Author Response File: Author Response.pdf

Round 2

Reviewer 1 Report

Comments and Suggestions for Authors

Dear Authors,

I have carefully reviewed your point-by-point responses to my comments on the manuscript entitled “Effects of Vitamin D₃ and 25(OH)D₃ Supplementation on Growth Performance, Bone Parameters and Gut Microbiota of Broiler Chickens.”

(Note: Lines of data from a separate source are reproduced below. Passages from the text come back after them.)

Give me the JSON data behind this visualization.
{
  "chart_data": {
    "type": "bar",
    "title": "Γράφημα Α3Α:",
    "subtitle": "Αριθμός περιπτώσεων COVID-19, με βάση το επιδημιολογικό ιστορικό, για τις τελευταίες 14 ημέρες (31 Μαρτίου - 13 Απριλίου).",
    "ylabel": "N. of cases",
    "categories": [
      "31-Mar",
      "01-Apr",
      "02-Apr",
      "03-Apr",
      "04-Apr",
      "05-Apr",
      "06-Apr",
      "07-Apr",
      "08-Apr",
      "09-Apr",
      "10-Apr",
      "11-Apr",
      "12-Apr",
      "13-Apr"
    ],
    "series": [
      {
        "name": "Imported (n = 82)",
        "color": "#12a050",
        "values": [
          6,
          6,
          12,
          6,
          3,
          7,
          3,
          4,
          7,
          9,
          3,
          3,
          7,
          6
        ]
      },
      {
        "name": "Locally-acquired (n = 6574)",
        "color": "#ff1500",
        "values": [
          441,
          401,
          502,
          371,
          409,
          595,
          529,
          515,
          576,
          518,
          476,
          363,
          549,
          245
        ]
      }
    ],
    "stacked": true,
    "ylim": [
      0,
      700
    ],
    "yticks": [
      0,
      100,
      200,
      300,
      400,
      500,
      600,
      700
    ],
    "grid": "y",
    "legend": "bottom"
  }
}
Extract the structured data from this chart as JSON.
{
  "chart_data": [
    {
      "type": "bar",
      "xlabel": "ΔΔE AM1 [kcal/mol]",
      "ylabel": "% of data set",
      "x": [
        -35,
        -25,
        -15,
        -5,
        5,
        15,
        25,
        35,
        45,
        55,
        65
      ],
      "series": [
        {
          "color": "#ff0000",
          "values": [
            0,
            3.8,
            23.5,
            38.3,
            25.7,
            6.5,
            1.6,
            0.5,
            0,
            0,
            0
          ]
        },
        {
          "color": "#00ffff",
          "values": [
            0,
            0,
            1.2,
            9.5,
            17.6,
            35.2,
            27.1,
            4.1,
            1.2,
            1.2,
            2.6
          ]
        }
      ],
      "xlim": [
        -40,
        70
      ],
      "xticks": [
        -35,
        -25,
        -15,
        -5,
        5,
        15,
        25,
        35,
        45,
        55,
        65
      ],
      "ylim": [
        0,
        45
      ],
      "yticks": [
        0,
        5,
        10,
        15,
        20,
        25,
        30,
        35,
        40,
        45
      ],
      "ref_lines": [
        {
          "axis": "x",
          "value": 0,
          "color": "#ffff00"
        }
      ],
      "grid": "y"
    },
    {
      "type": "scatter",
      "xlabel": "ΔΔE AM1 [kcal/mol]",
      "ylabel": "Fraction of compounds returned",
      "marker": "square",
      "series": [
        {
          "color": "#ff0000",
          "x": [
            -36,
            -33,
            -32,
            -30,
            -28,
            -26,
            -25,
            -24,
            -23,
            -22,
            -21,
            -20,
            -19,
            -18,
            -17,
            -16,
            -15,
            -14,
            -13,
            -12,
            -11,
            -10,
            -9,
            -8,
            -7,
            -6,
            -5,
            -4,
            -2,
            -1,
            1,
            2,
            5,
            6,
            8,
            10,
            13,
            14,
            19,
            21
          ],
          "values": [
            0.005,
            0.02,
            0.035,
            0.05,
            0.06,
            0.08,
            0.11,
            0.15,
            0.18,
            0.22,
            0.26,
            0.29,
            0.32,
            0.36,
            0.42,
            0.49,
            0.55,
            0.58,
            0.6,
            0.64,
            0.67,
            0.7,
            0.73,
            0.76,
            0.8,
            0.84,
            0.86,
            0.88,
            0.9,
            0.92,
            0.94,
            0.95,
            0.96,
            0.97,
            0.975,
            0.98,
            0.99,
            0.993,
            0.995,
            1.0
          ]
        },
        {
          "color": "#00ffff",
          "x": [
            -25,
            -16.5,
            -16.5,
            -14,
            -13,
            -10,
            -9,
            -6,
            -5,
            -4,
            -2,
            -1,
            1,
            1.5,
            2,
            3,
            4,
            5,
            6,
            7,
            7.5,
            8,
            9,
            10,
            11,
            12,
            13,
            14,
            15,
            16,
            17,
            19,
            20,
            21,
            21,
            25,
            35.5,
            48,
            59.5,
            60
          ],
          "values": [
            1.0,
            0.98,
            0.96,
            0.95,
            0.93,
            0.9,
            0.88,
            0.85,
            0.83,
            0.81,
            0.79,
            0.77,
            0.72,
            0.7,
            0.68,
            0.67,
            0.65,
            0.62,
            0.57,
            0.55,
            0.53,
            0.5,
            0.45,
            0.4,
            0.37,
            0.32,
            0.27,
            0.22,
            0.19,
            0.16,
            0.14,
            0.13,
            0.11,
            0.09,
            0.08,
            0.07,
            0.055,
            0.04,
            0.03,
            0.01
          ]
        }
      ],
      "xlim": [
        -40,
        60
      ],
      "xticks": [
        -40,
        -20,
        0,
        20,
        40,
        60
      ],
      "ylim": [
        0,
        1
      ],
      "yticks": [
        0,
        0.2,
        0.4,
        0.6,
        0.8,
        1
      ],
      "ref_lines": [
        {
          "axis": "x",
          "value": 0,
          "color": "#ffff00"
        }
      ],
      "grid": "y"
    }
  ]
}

Overall, I am satisfied that you have addressed all concerns appropriately. I agree with the changes made and find the responses acceptable.

Best regards,

Author Response

Authors’ Reply:

We sincerely thank the reviewer for the positive evaluation and kind remarks. We are very pleased that the revisions and responses were found acceptable and that all concerns have been addressed satisfactorily. We greatly appreciate the reviewer’s valuable input, which has significantly improved the quality of our manuscript.

Reviewer 3 Report

Comments and Suggestions for Authors

Thank you for your response.  I would like to recommend it for publication; however, to maintain objectivity and avoid promotional bias, I suggest removing the brand name from the title. This will ensure the focus remains on the scientific evaluation rather than other objects for readers.

Author Response

Authors’ Reply:

We sincerely thank the reviewer for the positive recommendation and helpful suggestion. In accordance with your advice, we have revised the title to remove the brand name in order to maintain objectivity and avoid promotional bias. The revised title now reads:

“Effects of Vitamin D₃ and 25(OH)D₃ Supplementation on Growth Performance, Bone Parameters and Gut Microbiota of Broiler Chickens.”

We appreciate this thoughtful comment, which has helped us further improve the clarity and scientific neutrality of the manuscript.